In today’s day and age where people rely on social media and dating apps to find significant others, it may be a bit challenging to find “the one.” Not everyone is ready or willing to rely on technology to make what is widely considered one of the most important decisions a human being can make – their choice of spouse or partner.
As a younger millennial, dating amongst my generation is almost done exclusively through the use of technology. Countless hours are spent swiping, liking, unliking, and undoing any version of the infamous “super like,” a way to really convey interest in someone you may never meet.
Personally, I opt for more old-fashioned means of communicating, meaning I like to take the women I’m interested in out on dates to get to know them better. Regardless of how one goes about searching for their significant other, everyone has a type, a best fit if you will. Mine? Smart, ambitious, fearless women. Why? I can think of a few reasons.
I’ve learned a great deal from intelligent women. My mother is the most intelligent woman in my life right now. Without her, the vast amount of knowledge I possess might not be here. She taught me that, while it isn’t safe to put all men in a box, there are two classic types of men out there when it comes to dating: those who can tolerate someone whose intellect rivals that of their own, and those who only want to feel good about themselves. One group grows while the other silently wilts.
At eight years old, I had no idea what she meant, but I’ve since come to understand her verbiage. In essence, from her vantage point, there are men willing to court women who may make them feel slightly insecure. These men end up growing beyond their wildest belief, eventually learning how to prioritize their love lives over their egos. Then there are those who choose ego over growth. They end up bitter, cynical, and emasculated.
I’ve grown to realize not all men fit into her boxes, but the point stuck.

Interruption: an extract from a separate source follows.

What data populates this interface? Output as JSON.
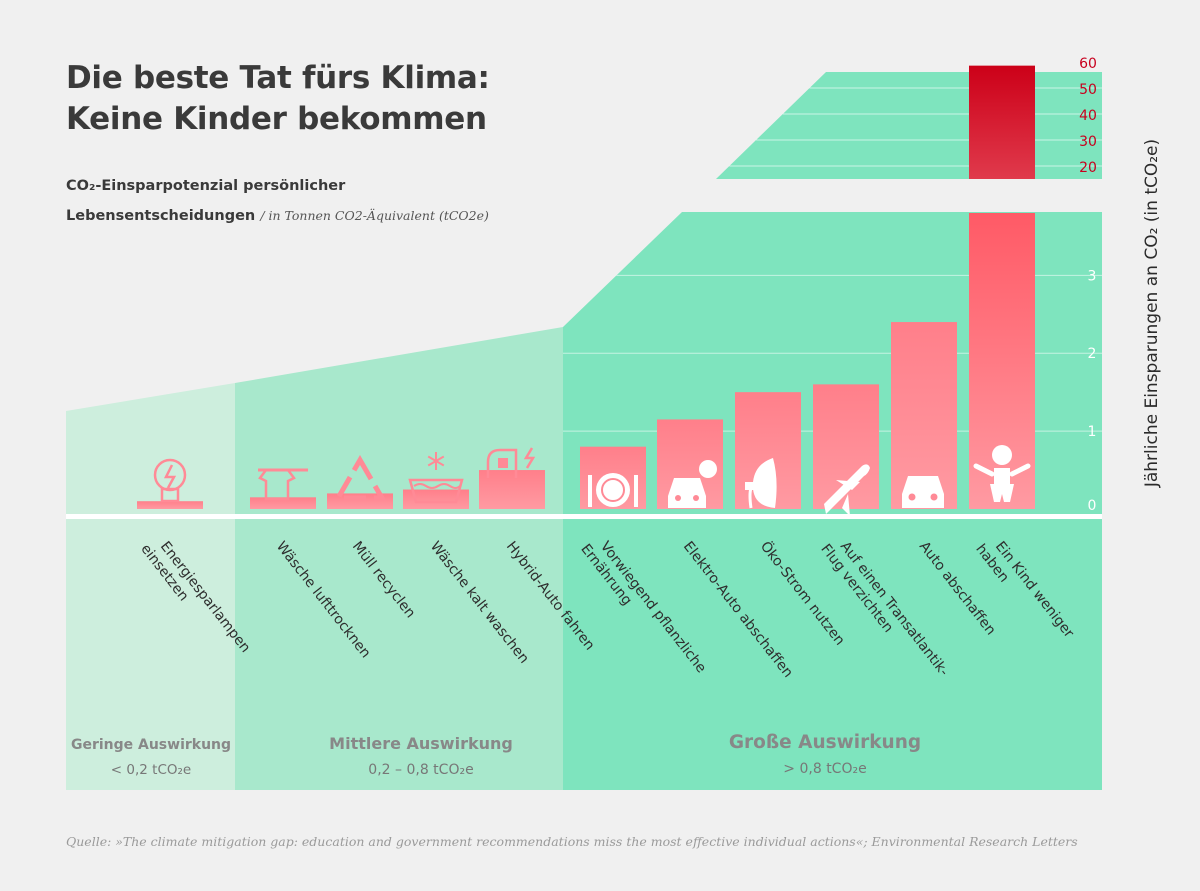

She showed me levels of wisdom I grew accustomed to being around, wisdom that played a role turning me into the sensitive male I am, one who champions smart women. Their intelligence rubs off on all those around them, much more so the person they’re intimately involved with. Women are a force of nature capable of influencing their surroundings in ways similar to Mother Nature’s influence on Planet Earth.

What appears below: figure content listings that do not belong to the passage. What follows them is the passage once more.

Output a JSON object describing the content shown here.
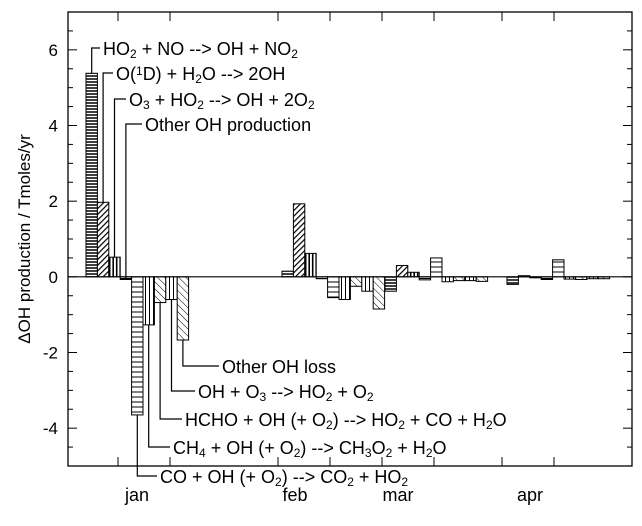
{
  "chart_data": {
    "type": "bar",
    "title": "",
    "xlabel": "",
    "ylabel": "ΔOH production / Tmoles/yr",
    "ylim": [
      -5,
      7
    ],
    "yticks": [
      -4,
      -2,
      0,
      2,
      4,
      6
    ],
    "categories": [
      "jan",
      "feb",
      "mar",
      "apr"
    ],
    "series_labels": [
      {
        "id": "s1",
        "pre": "HO",
        "sub1": "2",
        "mid": " + NO --> OH + NO",
        "sub2": "2",
        "post": ""
      },
      {
        "id": "s2",
        "text": "O(1D) + H2O --> 2OH"
      },
      {
        "id": "s3",
        "text": "O3 + HO2 --> OH + 2O2"
      },
      {
        "id": "s4",
        "text": "Other OH production"
      },
      {
        "id": "s5",
        "text": "CO + OH (+ O2) --> CO2 + HO2"
      },
      {
        "id": "s6",
        "text": "CH4 + OH (+ O2) --> CH3O2 + H2O"
      },
      {
        "id": "s7",
        "text": "HCHO + OH (+ O2) --> HO2 + CO + H2O"
      },
      {
        "id": "s8",
        "text": "OH + O3 --> HO2 + O2"
      },
      {
        "id": "s9",
        "text": "Other OH loss"
      }
    ],
    "series": [
      {
        "id": "s1",
        "pattern": "horiz-dense",
        "values": [
          5.38,
          0.15,
          -0.38,
          -0.2
        ]
      },
      {
        "id": "s2",
        "pattern": "diag-dense",
        "values": [
          1.97,
          1.93,
          0.3,
          0.03
        ]
      },
      {
        "id": "s3",
        "pattern": "vert",
        "values": [
          0.52,
          0.62,
          0.12,
          0.0
        ]
      },
      {
        "id": "s4",
        "pattern": "horiz-fine",
        "values": [
          -0.07,
          -0.05,
          -0.08,
          -0.07
        ]
      },
      {
        "id": "s5",
        "pattern": "horiz-sparse",
        "values": [
          -3.65,
          -0.55,
          0.5,
          0.45
        ]
      },
      {
        "id": "s6",
        "pattern": "vert-sparse",
        "values": [
          -1.27,
          -0.6,
          -0.13,
          -0.06
        ]
      },
      {
        "id": "s7",
        "pattern": "diag-sparse",
        "values": [
          -0.68,
          -0.25,
          -0.1,
          -0.07
        ]
      },
      {
        "id": "s8",
        "pattern": "vert-sparse",
        "values": [
          -0.6,
          -0.38,
          -0.1,
          -0.05
        ]
      },
      {
        "id": "s9",
        "pattern": "diag-sparse",
        "values": [
          -1.67,
          -0.85,
          -0.12,
          -0.05
        ]
      }
    ]
  }
}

Ambition is a sign of a desire to grow. Not everyone is ready or willing to push themselves past their comfort zone on a continual basis; it takes tremendous effort to do that. Ambitious women push themselves to be the best version of themselves. Other women would rather grow only up until the point where they find a spouse (which is perfectly fine if that’s what you’re into), allowing their growth to lead them to the vicinity of other growth-minded individuals who could serve as potential spouses. Again, no judgment regarding either type, but one group seems more poised to achieve success in all their endeavors than the other. As the adage says, “if you aren’t growing, you’re dying.” Ambitious women thrive in part because of their ambition.
Fearless women are strong women. As humans, we’ve survived as a species partly because of fear and its role in keeping our ancestors from making decisions that would’ve ended our lineage. If our ancestors weren’t fighting for survival, they were looking for tactical advantages to ensure they could pass their genes down from one generation to the next. So, in essence, to be fearless is to be incredibly bold, unyielding in the face of life’s innumerable uncertainties. It’s being a risk-taker.

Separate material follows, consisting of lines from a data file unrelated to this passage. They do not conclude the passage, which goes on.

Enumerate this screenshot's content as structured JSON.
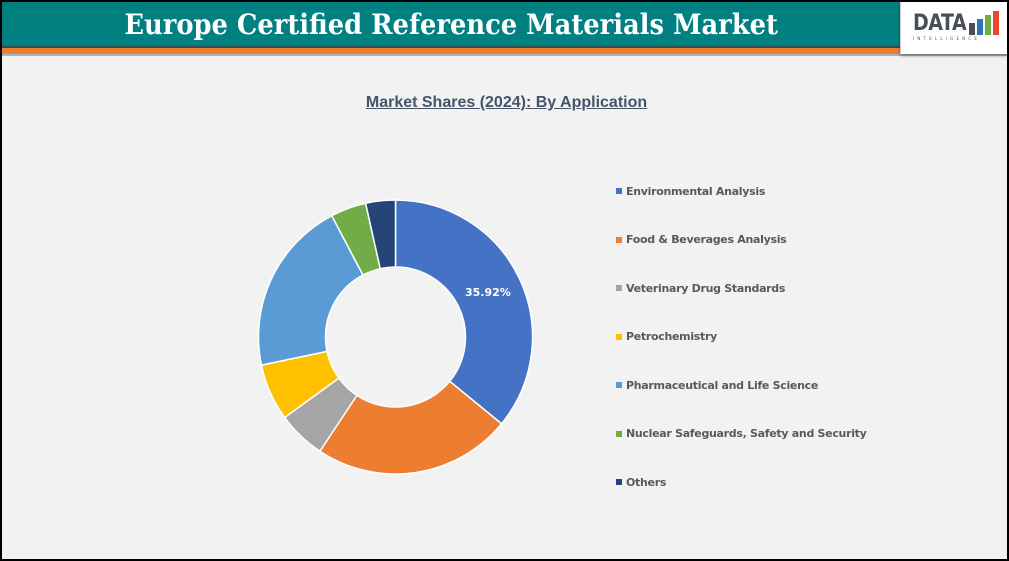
{
  "header": {
    "title": "Europe Certified Reference Materials Market",
    "logo": {
      "main": "DATA",
      "sub": "INTELLIGENCE"
    }
  },
  "colors": {
    "header_bg": "#008080",
    "accent_orange": "#ed7d31",
    "background": "#f2f2f2"
  },
  "chart_data": {
    "type": "pie",
    "variant": "donut",
    "title": "Market Shares (2024): By Application",
    "categories": [
      "Environmental Analysis",
      "Food & Beverages Analysis",
      "Veterinary Drug Standards",
      "Petrochemistry",
      "Pharmaceutical and Life Science",
      "Nuclear Safeguards, Safety and Security",
      "Others"
    ],
    "values": [
      35.92,
      23.4,
      5.7,
      6.7,
      20.6,
      4.2,
      3.5
    ],
    "colors": [
      "#4472c4",
      "#ed7d31",
      "#a5a5a5",
      "#ffc000",
      "#5b9bd5",
      "#70ad47",
      "#264478"
    ],
    "data_labels": [
      {
        "category": "Environmental Analysis",
        "text": "35.92%"
      }
    ],
    "legend_position": "right",
    "units": "%"
  }
}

Women of this caliber are extremely appealing because they also fearlessly navigate a patriarchal society hard-wired to judge their every move. Imagine living in a world where your gender is viewed as inferior. Not because it is, but because that label was thrust upon you. That wouldn’t feel so good, would it? Yet, since the founding of this great nation, women have been fighting for equality, all while trying to survive and thrive the same way every other member of our species does. This takes tremendous strength that transcends into every area of their lives, including relationships. Who wouldn’t want to date, marry, and rear kids with someone who possesses the strength of someone along the lines of Wonder Woman?
Intelligent, ambitious, fearless women should be heralded and praised, not shunned or cast to the side. They are worthy prospects to date, marry, and raising a family with, when they will have you. If their characteristics come off as intimidating, good. It most likely means you’ve found an equal counterpart, one that can help you grow in ways you haven’t imagined. A man who intentionally courts and weds a woman that isn’t on his level intellectually or otherwise is oblivious to the beauty of “Wonder Women,” women who, like the character portrayed by Gal Gadot, are immensely fierce, competent, strong individuals capable of superhero like feats. I know of many men who watched the Wonder Woman film when it was released in 2017 with a sense of longing, hoping to one day wed someone of that caliber. As a man raised by one such woman, I know how beneficial they are to us and to the world. They truly make a difference.